Speaker
Description
Cryogenic Power Electronics, or CryoPower, has been proposed as an innovation for over two decades as a means of integrating power electronics and superconducting devices, particularly magnets, motors, and generators at cryogenic temperatures close to the operational temperature of superconductors. In these systems, power electronics specifically designed to operate in the cryogenic environment are installed in cryostats and in close proximity to superconducting devices. Among the benefits of cryogenic operation of semiconductors are reduced conduction losses, increased switching times, higher power density (reduced size and weight), and reduced system-level losses. Potential applications include wind turbines, maglev, all-electric aircraft and ships, utility-scale energy storage and transmission and distribution, and power systems for advanced computers, all of which may benefit from superconductivity in one form or another. Much progress has been made recently in scaling prototypes to commercial power levels.

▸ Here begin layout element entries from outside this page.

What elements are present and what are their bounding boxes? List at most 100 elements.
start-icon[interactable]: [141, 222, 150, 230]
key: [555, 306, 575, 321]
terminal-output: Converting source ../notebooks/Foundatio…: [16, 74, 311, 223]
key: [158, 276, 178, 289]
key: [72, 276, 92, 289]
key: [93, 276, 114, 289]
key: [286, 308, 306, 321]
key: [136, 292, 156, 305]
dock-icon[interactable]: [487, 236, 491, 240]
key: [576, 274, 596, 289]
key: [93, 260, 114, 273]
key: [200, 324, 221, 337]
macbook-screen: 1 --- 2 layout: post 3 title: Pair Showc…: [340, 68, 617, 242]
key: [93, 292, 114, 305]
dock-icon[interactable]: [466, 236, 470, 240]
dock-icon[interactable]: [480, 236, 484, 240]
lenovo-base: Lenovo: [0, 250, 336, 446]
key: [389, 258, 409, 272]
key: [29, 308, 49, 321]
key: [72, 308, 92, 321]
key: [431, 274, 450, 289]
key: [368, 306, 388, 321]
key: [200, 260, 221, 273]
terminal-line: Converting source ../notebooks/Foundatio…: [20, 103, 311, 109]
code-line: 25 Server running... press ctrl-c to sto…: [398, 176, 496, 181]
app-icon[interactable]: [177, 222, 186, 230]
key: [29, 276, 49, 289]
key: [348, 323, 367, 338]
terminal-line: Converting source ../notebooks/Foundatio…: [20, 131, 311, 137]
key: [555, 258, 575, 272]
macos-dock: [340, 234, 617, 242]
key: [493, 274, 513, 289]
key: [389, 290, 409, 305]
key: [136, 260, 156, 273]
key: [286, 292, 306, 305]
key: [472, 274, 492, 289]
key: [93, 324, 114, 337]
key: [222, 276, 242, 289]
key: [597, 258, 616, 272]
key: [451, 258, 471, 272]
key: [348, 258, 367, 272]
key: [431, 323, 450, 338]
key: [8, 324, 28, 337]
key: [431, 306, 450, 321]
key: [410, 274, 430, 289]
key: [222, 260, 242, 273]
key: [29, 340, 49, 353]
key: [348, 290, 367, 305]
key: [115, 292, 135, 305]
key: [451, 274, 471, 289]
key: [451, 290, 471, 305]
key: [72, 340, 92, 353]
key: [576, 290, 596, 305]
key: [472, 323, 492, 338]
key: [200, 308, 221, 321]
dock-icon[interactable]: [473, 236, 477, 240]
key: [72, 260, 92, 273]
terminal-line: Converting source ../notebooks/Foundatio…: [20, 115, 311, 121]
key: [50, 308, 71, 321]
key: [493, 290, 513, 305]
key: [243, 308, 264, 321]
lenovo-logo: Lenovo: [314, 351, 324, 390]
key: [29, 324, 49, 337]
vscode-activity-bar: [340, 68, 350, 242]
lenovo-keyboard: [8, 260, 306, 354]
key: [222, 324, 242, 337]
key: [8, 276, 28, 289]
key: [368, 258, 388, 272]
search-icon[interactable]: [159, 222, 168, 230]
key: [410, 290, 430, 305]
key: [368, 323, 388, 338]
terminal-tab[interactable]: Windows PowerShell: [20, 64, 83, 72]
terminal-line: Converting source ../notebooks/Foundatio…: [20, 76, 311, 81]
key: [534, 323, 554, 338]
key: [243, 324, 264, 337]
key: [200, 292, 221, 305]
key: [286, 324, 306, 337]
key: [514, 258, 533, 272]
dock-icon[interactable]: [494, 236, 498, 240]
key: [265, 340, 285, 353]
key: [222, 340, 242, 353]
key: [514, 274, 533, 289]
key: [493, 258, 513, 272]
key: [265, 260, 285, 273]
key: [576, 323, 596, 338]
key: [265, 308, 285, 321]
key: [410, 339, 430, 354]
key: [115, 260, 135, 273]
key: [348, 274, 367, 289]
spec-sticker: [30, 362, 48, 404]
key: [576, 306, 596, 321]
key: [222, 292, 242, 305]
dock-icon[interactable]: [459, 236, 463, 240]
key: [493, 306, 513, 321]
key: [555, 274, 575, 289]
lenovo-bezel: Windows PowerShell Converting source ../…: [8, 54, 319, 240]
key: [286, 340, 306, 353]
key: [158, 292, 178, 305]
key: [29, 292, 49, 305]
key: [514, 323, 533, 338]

To make CryoPower attractive, a large number of ancillary hardware and electronic components qualified for cryogenic operation is required. Most electronic components are not qualified to operate over an extreme temperature range. Consequently, difficult choices must be made and extensive testing is required to meet the demands of even a simple circuit. In addition, testing of circuits and sub-circuits often requires several cooling cycles, which must be done in a controlled fashion. As a consequence, development is much slower and more tedious than for room temperature circuits. However, this is a necessary process because of the critical reliability demands of power networks.
MTECH will summarize its most recent progress in developing fully integrated CryoPower systems, including development of a Superconducting Magnetic Energy Storage (SMES) system.